Underpinning this problem is the way that we identify ourselves with “in group(s)” in contrast to “out group(s)”. We believe that the groups we identify with are better than other groups. That is the case even if a) there is strong evidence they are not, or b) they have only just been created, and we therefore have no prior attachment to them.

This strong identification means that, when groups have to co-operate, people are biased towards their in-group. In fact, evidence shows that when groups interact with each other they are less cooperative and more competitive than when individuals interact with each other.

For example, one study created a game where participants competed to win a prize by engaging in wasteful spending. Spending levels were much higher if groups were competing than if individuals were competing. And both were greater than a rational analysis would predict. In other words, this opposition between groups can lead to poor outcomes and greater risk taking.

Another cause of these group dynamics is the way we view our own opinions. People often think that they personally are unbiased, and that others will think the same way – if they get the facts.

If another party does not think the same way, then our preferred reaction is not to reassess our own opinions. Instead, we try to come up with ways of denigrating the opposition. This happens because we find it hard to maintain both a positive image of ourselves and a positive image of someone who disagrees with us.

The way that this denigration usually plays out in policy making is that we decide that those who think differently are biased, through ideology, self-interest, malice or stubbornness. While we have considered the issue carefully, they are just proceeding from dogma. This perception of bias makes conflict and division escalate further. As a result, both sides may reject ideas, compromise and dialogue that could lead to a better outcome for all.

One way conflict can escalate is through “false polarization”: we see the other group’s views as more extreme than they actually are.
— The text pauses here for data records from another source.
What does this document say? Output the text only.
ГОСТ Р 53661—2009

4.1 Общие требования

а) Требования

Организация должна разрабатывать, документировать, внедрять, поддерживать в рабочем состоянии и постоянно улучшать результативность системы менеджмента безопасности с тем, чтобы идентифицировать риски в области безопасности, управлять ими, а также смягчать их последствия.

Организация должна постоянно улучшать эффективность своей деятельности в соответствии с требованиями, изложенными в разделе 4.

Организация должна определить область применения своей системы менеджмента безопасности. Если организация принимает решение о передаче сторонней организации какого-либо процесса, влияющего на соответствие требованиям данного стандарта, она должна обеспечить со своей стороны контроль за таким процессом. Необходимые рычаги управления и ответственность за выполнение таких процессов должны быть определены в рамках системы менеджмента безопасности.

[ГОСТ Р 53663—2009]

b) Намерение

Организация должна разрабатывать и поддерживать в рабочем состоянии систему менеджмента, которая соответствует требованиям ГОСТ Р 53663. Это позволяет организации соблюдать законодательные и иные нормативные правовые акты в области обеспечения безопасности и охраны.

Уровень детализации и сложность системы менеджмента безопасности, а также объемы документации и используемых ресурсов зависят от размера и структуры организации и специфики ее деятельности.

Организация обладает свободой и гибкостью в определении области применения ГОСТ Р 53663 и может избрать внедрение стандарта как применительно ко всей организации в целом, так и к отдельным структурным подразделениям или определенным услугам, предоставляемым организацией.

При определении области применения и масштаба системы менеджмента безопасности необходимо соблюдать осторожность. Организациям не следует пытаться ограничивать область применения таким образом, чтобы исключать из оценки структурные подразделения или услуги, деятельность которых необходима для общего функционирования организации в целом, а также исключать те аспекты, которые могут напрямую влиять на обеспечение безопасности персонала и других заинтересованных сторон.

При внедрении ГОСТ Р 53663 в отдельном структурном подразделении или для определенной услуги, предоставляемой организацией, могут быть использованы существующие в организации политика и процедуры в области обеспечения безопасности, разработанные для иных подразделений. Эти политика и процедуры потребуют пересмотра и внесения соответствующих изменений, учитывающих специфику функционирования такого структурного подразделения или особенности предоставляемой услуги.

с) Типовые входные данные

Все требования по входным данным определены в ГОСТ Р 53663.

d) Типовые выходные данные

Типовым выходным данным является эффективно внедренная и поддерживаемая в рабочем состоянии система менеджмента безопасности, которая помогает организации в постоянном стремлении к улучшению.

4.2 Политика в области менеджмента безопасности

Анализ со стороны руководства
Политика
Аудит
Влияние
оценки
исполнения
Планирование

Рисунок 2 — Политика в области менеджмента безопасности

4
In our minds, we falsely make the group more distant and different from us.

This process happens most clearly between competing interest groups, where has been called the “devil shift”: seeing your opponents as more extreme and evil than they actually are.

For example, one study asked people whether they would support an “affirmative action” programme to increase the diversity of a university’s student intake. The participants were asked to place themselves along a nine-point scale from liberal to conservative (i.e. left-wing to right-wing). They were also asked where they would place people who a) supported and b) opposed to the proposal along this political scale.

In reality, supporters and opposers did not differ much in their self-reported political views (see Figure). But their relative perceptions of themselves and the other group were more extreme. The supporters thought their own group were more left-wing they actually were, and their opponents much more right-wing; the reverse was true for the opponents of the policy.

Actual and perceived differences in political positions among supporters and opponents of affirmative action. Adapted from Sherman, Nelson & Ross (2003).

While these issues are most intense between competing policy pressure groups, they also occur within government itself. Governments are made up of various groups: departments, offices, committees, agencies, teams, ministerial alliances, professional communities, and so on. Culture and behaviours can vary greatly from institution to institution – as can the way that an issue is understood and framed. There are often few incentives to join up policy between departments, since they usually control their own budgets and line management, effectively creating competing power bases.

As a result, policy can emerge through an adversarial process where evidence is used to justify the position of a department (or similar group), rather than a collaborative exploration of potential options and approaches. That is why this inter-group opposition is an important focus of our upcoming Behavioural Government report, which will be released next month.